Of course, should the legislature wish to alter this conclusion, it doubtless may do so through the enactment of appropriate statutory authority within the guidelines established by our state constitution. However, under the law as it currently exists, we must answer your question in the negative.
We trust the foregoing will be of some assistance to you.
Very truly yours,
RICHARD J. FINK
Assistant Attorney General
*** FOOTNOTES ***
1/According to your letter the "government" owned ambulance referred to is a United States military hospital ambulance.

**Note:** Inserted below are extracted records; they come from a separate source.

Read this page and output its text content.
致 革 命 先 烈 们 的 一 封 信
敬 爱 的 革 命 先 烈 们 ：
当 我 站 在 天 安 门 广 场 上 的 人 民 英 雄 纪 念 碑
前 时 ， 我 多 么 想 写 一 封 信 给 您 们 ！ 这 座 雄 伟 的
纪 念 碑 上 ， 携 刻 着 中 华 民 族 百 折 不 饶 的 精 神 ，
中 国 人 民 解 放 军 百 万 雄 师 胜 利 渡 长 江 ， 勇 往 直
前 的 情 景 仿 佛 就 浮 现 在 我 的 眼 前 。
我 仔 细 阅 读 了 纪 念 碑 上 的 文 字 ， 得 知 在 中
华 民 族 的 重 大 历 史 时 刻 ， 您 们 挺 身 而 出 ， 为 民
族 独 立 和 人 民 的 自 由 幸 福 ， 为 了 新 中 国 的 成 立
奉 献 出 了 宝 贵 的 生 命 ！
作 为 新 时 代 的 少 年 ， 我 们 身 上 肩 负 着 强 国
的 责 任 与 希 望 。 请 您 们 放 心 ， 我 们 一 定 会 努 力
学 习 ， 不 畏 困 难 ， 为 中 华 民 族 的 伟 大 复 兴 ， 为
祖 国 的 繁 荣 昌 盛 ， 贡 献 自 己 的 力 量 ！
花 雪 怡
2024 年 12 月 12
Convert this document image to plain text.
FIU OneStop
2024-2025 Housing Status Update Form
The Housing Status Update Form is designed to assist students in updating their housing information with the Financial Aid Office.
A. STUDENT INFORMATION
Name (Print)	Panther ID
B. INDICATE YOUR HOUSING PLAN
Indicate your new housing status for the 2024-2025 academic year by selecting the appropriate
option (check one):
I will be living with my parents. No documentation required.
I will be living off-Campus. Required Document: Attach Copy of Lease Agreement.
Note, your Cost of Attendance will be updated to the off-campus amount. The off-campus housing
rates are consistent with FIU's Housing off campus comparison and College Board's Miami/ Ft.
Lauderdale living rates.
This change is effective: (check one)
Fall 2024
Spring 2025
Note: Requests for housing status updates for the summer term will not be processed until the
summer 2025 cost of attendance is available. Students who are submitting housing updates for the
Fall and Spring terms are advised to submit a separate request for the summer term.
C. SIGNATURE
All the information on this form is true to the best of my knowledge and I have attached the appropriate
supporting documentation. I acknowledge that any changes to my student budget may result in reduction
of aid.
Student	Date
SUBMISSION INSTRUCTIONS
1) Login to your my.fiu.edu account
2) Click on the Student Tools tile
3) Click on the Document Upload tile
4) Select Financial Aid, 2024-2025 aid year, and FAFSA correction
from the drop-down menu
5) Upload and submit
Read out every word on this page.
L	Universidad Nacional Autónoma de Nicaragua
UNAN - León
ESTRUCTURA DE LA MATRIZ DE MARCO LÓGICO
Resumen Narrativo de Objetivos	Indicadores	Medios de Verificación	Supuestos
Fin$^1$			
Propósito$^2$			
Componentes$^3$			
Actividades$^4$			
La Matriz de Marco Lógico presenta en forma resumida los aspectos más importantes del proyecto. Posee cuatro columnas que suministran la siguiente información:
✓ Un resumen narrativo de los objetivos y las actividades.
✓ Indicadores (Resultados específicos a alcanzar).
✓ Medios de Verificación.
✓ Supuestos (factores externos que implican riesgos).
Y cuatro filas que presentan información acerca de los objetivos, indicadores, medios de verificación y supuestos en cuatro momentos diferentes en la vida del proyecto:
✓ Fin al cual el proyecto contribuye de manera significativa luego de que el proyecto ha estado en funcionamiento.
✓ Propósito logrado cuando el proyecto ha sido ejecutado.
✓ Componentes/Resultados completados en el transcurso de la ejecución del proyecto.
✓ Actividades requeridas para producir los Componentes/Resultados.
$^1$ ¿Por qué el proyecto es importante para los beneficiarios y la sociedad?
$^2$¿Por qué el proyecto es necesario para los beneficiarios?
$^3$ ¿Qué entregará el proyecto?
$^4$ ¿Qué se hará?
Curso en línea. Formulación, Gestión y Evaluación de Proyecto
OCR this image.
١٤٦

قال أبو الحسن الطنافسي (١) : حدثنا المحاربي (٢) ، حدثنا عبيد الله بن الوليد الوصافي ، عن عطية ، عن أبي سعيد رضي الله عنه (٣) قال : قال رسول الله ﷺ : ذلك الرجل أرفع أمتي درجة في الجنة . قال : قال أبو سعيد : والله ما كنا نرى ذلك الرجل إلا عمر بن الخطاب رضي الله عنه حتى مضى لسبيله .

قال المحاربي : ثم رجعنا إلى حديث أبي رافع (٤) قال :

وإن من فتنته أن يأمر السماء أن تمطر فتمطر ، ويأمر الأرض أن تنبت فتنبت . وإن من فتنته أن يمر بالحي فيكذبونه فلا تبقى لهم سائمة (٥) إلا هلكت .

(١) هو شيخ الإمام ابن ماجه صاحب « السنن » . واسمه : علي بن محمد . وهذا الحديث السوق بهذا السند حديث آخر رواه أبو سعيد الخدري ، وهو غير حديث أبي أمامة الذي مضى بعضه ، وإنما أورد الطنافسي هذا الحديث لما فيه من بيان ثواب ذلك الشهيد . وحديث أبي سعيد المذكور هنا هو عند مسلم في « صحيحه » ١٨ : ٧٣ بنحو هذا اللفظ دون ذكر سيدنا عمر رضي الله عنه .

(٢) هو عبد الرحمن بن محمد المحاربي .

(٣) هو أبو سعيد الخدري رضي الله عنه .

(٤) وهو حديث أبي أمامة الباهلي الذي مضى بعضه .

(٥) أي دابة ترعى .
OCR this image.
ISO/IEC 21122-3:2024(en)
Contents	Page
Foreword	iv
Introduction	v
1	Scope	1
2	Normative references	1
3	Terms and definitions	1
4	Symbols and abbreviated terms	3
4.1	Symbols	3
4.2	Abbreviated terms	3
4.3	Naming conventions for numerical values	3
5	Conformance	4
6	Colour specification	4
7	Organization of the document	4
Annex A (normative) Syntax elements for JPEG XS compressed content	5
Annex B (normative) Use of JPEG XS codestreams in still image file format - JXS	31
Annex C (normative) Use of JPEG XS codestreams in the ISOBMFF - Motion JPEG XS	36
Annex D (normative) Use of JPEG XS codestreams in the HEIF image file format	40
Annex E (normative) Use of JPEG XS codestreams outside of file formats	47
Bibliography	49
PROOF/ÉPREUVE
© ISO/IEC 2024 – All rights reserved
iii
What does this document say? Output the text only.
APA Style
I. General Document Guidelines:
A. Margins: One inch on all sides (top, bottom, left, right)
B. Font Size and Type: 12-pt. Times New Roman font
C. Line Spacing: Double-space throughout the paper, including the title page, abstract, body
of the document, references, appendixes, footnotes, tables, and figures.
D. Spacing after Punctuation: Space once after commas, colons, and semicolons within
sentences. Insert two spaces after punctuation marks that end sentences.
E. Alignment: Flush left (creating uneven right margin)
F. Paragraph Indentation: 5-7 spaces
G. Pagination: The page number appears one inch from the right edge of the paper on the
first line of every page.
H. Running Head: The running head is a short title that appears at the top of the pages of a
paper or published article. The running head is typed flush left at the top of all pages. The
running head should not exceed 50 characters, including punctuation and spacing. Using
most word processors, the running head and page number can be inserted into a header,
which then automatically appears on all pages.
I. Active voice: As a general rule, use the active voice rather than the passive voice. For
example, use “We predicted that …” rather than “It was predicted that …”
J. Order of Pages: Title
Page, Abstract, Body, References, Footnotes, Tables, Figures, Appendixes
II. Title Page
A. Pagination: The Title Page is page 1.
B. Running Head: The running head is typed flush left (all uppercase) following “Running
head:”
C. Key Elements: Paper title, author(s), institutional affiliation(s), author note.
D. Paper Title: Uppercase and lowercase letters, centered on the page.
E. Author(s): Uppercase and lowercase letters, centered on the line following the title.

However, the requirements of chapter 18.73 RCW are not applicable to the United States government. See RCW 18.73.130(1). Therefore, we have deleted any reference to such an ambulance in paraphrasing your question above.
2/See also AGLO 1974 No. 4 [[to C. W. "Red" Beck, State Representative, on January 9, 1974, an Informal Opinion, AIR-74504]](copy enclosed) in which we concluded that the authority to own and operate an ambulance did not, in the absence of specific enabling legislation, constitute authority to charge a fee for ambulance service.